View Full Version : "Sort Rows" step: explanation for free memory threshold?
Roland.Bouman
02-23-2009, 03:02 PM
Hi!
I was just reading http://wiki.pentaho.com/display/EAI/Sort+rows.
It says:
Free memory threshold (in %)
If the sort algorithm finds that it has less available free memory than the indicated number, it will start to page data to disk.
Can anybody explain me how "paging to disk" relates to the TMP files mentioned for the "Sort directory" and "TMP-file prefix" properties? I mean, from what I understand now the tmp files are created when the buffer size can't hold your rows. But it's a bit cloudy how I should understand this "paging to disk" bit.
TIA,
sboden
02-24-2009, 02:14 AM
I think it's supposed to be a little "cloudy". As I remember when you use the %free thing, sort step will check how much free memory you have (JVM wise) and use up that memory before swapping out. So it's the point at which sort step will write to disk.
Regards,
Sven
fabianS
02-24-2009, 02:22 AM
You already figured it out. Paging to disk means writing data to the HDD that does not fit into memory.
And the threshold defines how much memory (of the Java VM I believe) you dedicate to the sorting.
DEinspanjer
02-24-2009, 11:52 AM
If you have a set number of rows defined to keep in memory (for instance, 5000), the step will take every five thousand rows, sort them, write them to a tmp file, then when there are no more rows, it will do a merge sort on all those temp files.
If you have a % free value set instead, the step will evaluate the amount of free memory the JVM has every 1000 rows. If the % drops below your defined threshold, it will write the current set of sorted records out to a tmp file, freeing up memory for the next batch of rows. Note that it doesn't seem to do a System.gc(), so if you set your threshold low, you might end up spooling a lot of small files to disk until the JVM gets around to freeing some memory. That is just an assumption though. I haven't tested the step to see how it behaves in that situation. If you set the logging level to Detailed, you'll see messages from the step indicating what the free memory is before and after every spooling.
Roland.Bouman
02-24-2009, 03:47 PM
Hi guys!
thank you all for providing you insight. So what was not clear to me is that these configuration options are exclusive
Maria Roldan
12-15-2009, 02:09 PM
It's not clear to me either.
If you have a set number of rows defined to keep in memory (for instance, 5000), the step will ...
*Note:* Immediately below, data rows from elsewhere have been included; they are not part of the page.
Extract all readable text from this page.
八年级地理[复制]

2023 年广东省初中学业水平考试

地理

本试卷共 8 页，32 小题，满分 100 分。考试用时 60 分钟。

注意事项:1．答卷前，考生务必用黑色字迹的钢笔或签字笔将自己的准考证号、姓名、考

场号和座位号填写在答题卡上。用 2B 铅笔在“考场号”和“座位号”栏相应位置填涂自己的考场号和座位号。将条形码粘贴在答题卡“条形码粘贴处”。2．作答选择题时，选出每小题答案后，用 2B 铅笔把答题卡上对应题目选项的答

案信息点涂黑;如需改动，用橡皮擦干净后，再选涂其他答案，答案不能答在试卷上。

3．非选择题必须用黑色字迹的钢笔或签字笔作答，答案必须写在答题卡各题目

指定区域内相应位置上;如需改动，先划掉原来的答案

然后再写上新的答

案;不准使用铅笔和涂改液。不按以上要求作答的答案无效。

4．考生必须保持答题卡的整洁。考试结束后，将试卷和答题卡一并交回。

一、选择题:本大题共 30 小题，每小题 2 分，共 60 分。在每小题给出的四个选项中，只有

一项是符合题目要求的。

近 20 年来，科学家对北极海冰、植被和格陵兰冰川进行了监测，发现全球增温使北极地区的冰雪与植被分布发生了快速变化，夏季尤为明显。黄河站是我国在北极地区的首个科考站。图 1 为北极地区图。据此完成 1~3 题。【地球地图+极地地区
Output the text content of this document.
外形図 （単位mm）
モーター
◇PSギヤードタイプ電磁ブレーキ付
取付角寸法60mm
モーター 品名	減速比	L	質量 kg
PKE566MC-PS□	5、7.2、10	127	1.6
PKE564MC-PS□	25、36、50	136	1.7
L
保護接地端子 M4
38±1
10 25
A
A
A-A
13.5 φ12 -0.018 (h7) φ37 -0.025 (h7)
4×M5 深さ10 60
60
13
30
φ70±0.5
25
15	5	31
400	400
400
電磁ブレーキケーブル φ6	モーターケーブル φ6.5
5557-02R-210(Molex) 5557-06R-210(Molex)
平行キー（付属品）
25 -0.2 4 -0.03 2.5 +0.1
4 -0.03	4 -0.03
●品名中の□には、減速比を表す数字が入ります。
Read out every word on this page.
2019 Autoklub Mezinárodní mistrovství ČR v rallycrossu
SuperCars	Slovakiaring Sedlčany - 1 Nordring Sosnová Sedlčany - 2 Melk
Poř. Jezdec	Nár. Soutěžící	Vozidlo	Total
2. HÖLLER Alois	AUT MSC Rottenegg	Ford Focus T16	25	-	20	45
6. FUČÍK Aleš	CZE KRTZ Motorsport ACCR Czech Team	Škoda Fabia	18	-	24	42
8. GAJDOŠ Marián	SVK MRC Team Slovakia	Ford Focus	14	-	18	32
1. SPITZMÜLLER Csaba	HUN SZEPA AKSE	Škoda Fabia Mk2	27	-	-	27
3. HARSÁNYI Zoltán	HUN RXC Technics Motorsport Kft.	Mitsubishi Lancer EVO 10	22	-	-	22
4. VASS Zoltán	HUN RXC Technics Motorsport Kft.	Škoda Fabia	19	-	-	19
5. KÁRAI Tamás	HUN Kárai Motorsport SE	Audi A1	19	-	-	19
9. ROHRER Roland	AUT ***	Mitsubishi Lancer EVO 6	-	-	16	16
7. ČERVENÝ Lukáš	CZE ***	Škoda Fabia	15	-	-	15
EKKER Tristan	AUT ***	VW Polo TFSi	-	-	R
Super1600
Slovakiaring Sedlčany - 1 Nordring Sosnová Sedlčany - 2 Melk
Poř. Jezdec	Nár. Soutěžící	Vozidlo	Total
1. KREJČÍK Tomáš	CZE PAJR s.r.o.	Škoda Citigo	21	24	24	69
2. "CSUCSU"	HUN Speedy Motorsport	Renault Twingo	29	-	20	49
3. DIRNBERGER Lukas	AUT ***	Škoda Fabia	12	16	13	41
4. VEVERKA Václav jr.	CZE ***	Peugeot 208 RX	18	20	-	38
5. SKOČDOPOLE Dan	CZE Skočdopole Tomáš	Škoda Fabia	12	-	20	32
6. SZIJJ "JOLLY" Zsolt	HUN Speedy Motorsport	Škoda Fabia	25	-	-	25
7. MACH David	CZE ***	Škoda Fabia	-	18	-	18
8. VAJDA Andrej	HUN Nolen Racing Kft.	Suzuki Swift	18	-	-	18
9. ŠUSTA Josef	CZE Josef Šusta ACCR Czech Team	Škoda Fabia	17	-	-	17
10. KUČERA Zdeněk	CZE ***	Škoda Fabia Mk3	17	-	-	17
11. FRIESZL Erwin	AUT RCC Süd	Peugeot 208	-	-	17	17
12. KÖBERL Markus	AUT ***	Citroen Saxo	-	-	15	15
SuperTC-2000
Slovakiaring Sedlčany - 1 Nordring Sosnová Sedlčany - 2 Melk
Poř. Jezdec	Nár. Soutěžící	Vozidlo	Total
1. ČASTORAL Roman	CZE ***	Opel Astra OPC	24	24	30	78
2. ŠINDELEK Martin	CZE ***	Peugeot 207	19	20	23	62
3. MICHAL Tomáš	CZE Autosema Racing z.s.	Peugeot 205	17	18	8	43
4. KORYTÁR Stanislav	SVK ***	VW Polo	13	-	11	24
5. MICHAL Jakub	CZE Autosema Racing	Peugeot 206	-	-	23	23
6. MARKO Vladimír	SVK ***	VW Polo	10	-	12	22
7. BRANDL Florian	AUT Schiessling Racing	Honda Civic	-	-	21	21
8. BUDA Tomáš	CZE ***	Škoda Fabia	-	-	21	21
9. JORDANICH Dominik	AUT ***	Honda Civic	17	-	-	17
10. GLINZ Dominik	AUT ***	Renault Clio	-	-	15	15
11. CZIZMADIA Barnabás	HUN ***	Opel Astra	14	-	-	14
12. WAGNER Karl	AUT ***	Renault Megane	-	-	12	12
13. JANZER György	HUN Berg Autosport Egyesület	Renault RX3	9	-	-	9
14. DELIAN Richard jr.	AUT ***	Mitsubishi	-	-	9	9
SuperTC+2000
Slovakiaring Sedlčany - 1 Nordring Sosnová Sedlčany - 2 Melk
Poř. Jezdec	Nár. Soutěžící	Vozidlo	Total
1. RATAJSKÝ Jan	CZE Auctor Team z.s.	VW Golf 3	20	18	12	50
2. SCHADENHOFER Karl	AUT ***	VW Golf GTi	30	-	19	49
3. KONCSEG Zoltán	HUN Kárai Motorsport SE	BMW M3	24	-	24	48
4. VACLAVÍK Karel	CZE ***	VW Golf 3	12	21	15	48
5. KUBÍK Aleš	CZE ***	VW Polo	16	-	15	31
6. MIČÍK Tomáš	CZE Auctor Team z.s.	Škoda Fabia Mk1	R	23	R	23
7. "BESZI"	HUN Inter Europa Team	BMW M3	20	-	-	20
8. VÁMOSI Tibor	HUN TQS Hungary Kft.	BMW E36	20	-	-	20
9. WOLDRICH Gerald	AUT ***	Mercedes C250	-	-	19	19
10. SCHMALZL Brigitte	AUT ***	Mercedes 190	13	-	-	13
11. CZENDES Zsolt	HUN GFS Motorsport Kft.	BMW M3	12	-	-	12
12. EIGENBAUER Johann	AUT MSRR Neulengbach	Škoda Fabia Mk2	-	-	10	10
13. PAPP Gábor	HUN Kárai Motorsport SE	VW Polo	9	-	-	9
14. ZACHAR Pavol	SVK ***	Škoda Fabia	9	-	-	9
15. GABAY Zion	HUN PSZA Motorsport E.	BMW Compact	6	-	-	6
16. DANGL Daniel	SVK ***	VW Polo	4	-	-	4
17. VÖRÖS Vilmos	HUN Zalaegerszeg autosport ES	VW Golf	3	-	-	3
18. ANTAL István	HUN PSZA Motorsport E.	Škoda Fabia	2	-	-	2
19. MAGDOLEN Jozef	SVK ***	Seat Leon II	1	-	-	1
If you have a % free value set instead, the step will ...
According to Daniel, the options should be exclusive:
I shouldn't be allowed to set both a sort size and a threshold.
Is that right? Maybe I didn't understand well
thanks!
mc
DEinspanjer
12-15-2009, 11:34 PM
It is rather convoluted code, and I haven't tried to actually step through the code to make sure I fully understand it. What I can see from reading is this:
1. It seems that the author intended the two options to be mostly exclusive, but they didn't really ensure the fact.
2. It seems that if you set both options, the memory percentage option will never take effect until the num rows option has fired at least once. There is a guard block around the first calculation of free memory that won't execute if the num rows option is greater than 0. However, there is a secondary calculation that happens after writing a segment to disk, and once that calculation has happened, I believe that the percentage threshold would start working.
3. Your safest bet would be to treat the options as exclusive and set whichever one you don't wish to use to zero.
4. If my interpretation is correct, we should probably get a bug filed on that, but I'm not sure that a bug would be warranted without proof. :/
Maria Roldan
12-16-2009, 04:13 AM
Thanks, Daniel.
I appreciate your explanation, it is really useful. I'll go for the third.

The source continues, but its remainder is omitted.